PADA 2009, Gert van den Berg, peneliti dari University of Wollongong, Australia, melakukan penelitian di situs Talepu, lembah sungai Wallanae, Sulawesi Selatan. Temuannya ada ribuan tulang hewan dan alat batu. Beberapa alat batu yang berusia mencapai 118 ribu hingga 200 ribu tahun lalu, dipublikasikan pada Januari 2016. Secara arkeologis, artefak batu tidak hanya dilihat sebagai benda melainkan merekam perkembangan teknologi dan perkembangan kebudayaan masyarakat pembuatnya.
Mark Moore, arkeolog eksperimental dari University of New England Armidale, Australia mengatakan, penggunaan batu dimulai di Afrika sekitar 3,2 juta tahun lalu. “Ini adalah ide manusia. Bukan muncul begitu saja,” katanya.
Pada masa awal persebaran manusia, penggunaan alat batu digunakan secara luas, dari mulai Afrika hingga Sulawesi. Temuan alat batu di situs Leang Burung 2 dan Leang Buttue Maros, berasal dari zaman es terakhir antara 28 ribu hingga 22 ribu tahun lalu dan masa Pleistosen antara 120 ribu hingga 60 ribu tahun lalu. Sementara itu, alat batu yang ditemukan di Flores berusia hingga satu juta tahun lalu.
Alat-alat batu dapat digenggam, memiliki lancipan dan di bagian tertentu terdapat sisi yang tajam –semacam mata pisau– untuk mengiris, menguliti atau merobek. Manusia pendukung kebudayaan itu diperkirakan membuat alat batu dengan cara menghantamkannya ke batu lain. Penanda lain yang digunakan para arkeolog adalah menemukan sisi lengkungan dengan istilah dataran pukul.
Moore yang sejak 30 tahun terakhir bereksperimen membuat alat batu, mengatakan, bahwa perkembangan otak manusia terlihat dengan menelisik alat batunya. “Alat-alat batu ini berevolusi dari masa ke masa.
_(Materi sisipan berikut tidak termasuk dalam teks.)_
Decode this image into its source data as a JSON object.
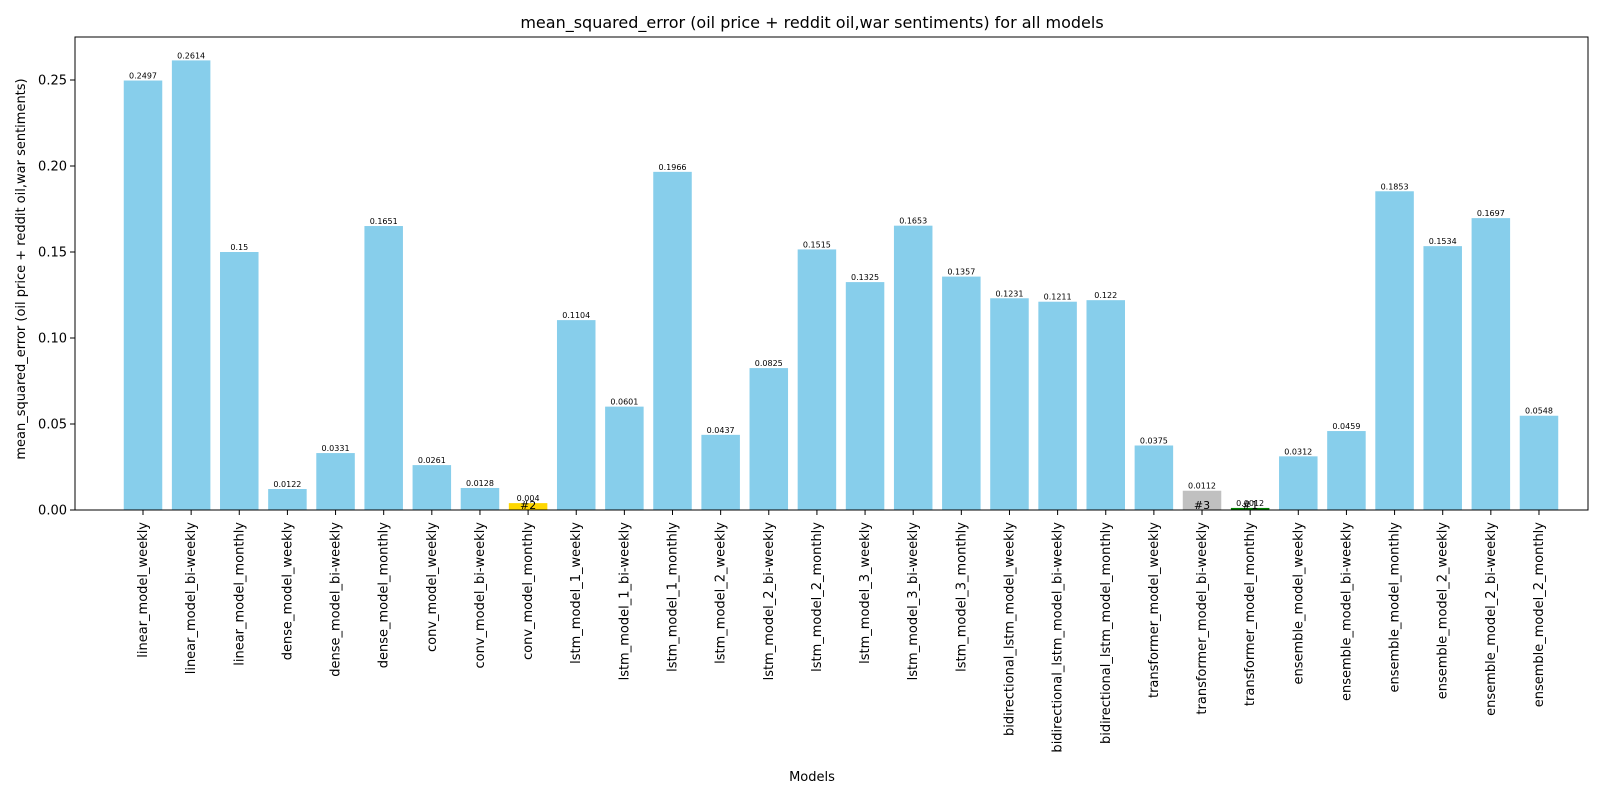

Mulai alat batu yang kasar, hingga menjadi halus (yang telah diupam),” katanya.
Di Maros terkenal Maros point (lancipan Maros), sebuah mata panah dari batu berukuran sekitar satu sentimeter. Pada setiap sisinya memiliki gerigi. Mata panah ini ditempelkan (diikat) pada ujung kayu dan digunakan untuk berburu.
Sementara alat batu yang lebih tua, tertanam di dasar tanah. Pada lapisan tua, tinggalan alat batunya tidak begitu beraturan, sedangkan pada lapisan yang lebih muda semakin berbentuk. Moore bilang, manusia pendukung kebudayaan alat batu ini menggunakannya untuk membunuh binatang dan mengulutinya.
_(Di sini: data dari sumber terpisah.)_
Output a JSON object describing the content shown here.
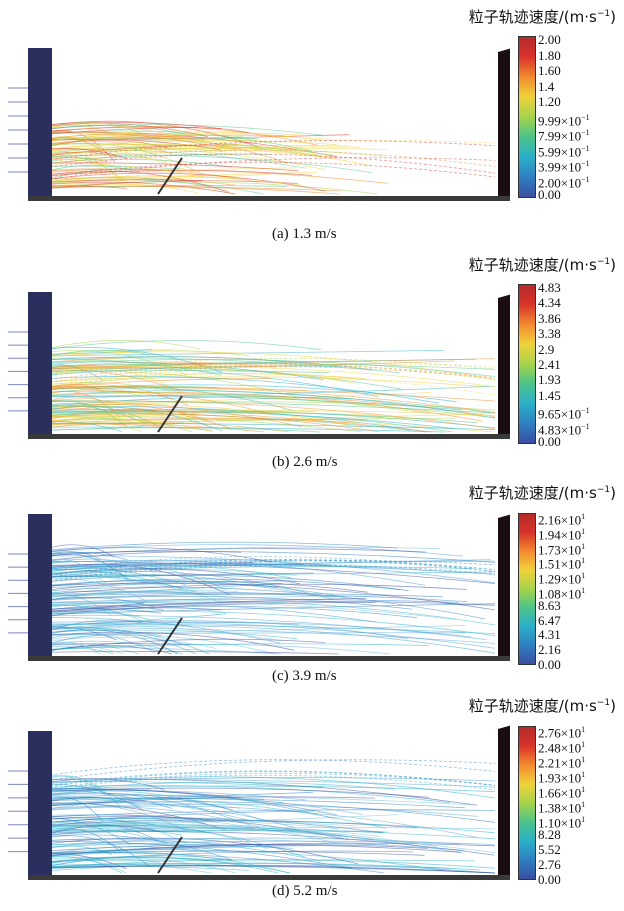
{
  "panels": [
    {
      "colorbar_title": "粒子轨迹速度/(m·s",
      "unit_exponent": "−1",
      "unit_close": ")",
      "caption": "(a) 1.3 m/s",
      "ticks": [
        {
          "m": "2.00"
        },
        {
          "m": "1.80"
        },
        {
          "m": "1.60"
        },
        {
          "m": "1.4"
        },
        {
          "m": "1.20"
        },
        {
          "m": "9.99×10",
          "e": "−1"
        },
        {
          "m": "7.99×10",
          "e": "−1"
        },
        {
          "m": "5.99×10",
          "e": "−1"
        },
        {
          "m": "3.99×10",
          "e": "−1"
        },
        {
          "m": "2.00×10",
          "e": "−1"
        },
        {
          "m": "0.00"
        }
      ]
    },
    {
      "colorbar_title": "粒子轨迹速度/(m·s",
      "unit_exponent": "−1",
      "unit_close": ")",
      "caption": "(b) 2.6 m/s",
      "ticks": [
        {
          "m": "4.83"
        },
        {
          "m": "4.34"
        },
        {
          "m": "3.86"
        },
        {
          "m": "3.38"
        },
        {
          "m": "2.9"
        },
        {
          "m": "2.41"
        },
        {
          "m": "1.93"
        },
        {
          "m": "1.45"
        },
        {
          "m": "9.65×10",
          "e": "−1"
        },
        {
          "m": "4.83×10",
          "e": "−1"
        },
        {
          "m": "0.00"
        }
      ]
    },
    {
      "colorbar_title": "粒子轨迹速度/(m·s",
      "unit_exponent": "−1",
      "unit_close": ")",
      "caption": "(c) 3.9 m/s",
      "ticks": [
        {
          "m": "2.16×10",
          "e": "1"
        },
        {
          "m": "1.94×10",
          "e": "1"
        },
        {
          "m": "1.73×10",
          "e": "1"
        },
        {
          "m": "1.51×10",
          "e": "1"
        },
        {
          "m": "1.29×10",
          "e": "1"
        },
        {
          "m": "1.08×10",
          "e": "1"
        },
        {
          "m": "8.63"
        },
        {
          "m": "6.47"
        },
        {
          "m": "4.31"
        },
        {
          "m": "2.16"
        },
        {
          "m": "0.00"
        }
      ]
    },
    {
      "colorbar_title": "粒子轨迹速度/(m·s",
      "unit_exponent": "−1",
      "unit_close": ")",
      "caption": "(d) 5.2 m/s",
      "ticks": [
        {
          "m": "2.76×10",
          "e": "1"
        },
        {
          "m": "2.48×10",
          "e": "1"
        },
        {
          "m": "2.21×10",
          "e": "1"
        },
        {
          "m": "1.93×10",
          "e": "1"
        },
        {
          "m": "1.66×10",
          "e": "1"
        },
        {
          "m": "1.38×10",
          "e": "1"
        },
        {
          "m": "1.10×10",
          "e": "1"
        },
        {
          "m": "8.28"
        },
        {
          "m": "5.52"
        },
        {
          "m": "2.76"
        },
        {
          "m": "0.00"
        }
      ]
    }
  ],
  "colors": {
    "colormap": [
      "#3a4fa0",
      "#2f7fc1",
      "#2ab0c9",
      "#4cc38a",
      "#a6d34a",
      "#f0d23a",
      "#f28a2e",
      "#d9342b",
      "#b52a2a"
    ],
    "wall": "#2b2f5e",
    "right_wall": "#1b0e12",
    "floor": "#3a3a3a"
  }
}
Mungkin saja, alat batu yang lebih besar digunakan untuk menimpuk. Serpihan dari batu yang dibuat dengan sengaja untuk menguliti hewan buruan. Moore menguji analisis itu, menggunakan alat serpih batu menguliti seekor rusa muda. Hasilnya, dia membutuhkan sekitar satu jam, dengan empat alat serpih. “Cukup cepat,” katanya.
Bagi Moore, alat batu yang digunakan masyarakat prasejarah adalah teknologi pertama yang diciptakan manusia melalui pemikiran. “Saya yakin, ini adalah teknologi pertama dari manusia. Alat batu. Kalau menggunakan kayu, saya tak bisa menyebutkannya karena tidak menemukan bukti dan tinggalan,” katanya.
Akhirnya, seiring perkembangan evolusi manusia dan kebudayaan, perlahan-lahan alat batu mulai ditinggalkan secara massal. Namun, di beberapa tempat seperti Australia, penggunaan alat batu untuk melakukan aktivitas sehari-hari oleh masyarakat Aborigin digunakan hingga tahun 1960. Di Turki hingga tahun 1970-an. Dan di Papua untuk beberapa wilayah digunakan hingga sekarang.
Apakah masyarakat yang menggunakan alat batu adalah masyarakat primitif? Moore menolaknya dengan tegas. “Tidak. Ini adalah hasil cipta manusia. Dibutuhkan keahlian dan keuletan untuk menjadikan sebuah batu layak digunakan,” katanya.
“Anda bayangkan. Ketika orang menemukan besi dan membuat pisau. Untuk menggunakannya harus mengeluarkan biaya (uang). Alat batu, tidak,” kata Iwan Sumantri, arkeolog-cum-antropolog Universitas Hasanuddin, Makassar. “Saya kira alat batu, menunjukkan pada kita. Bila masyarakat pendukungnya lebih memiliki kemandirian.”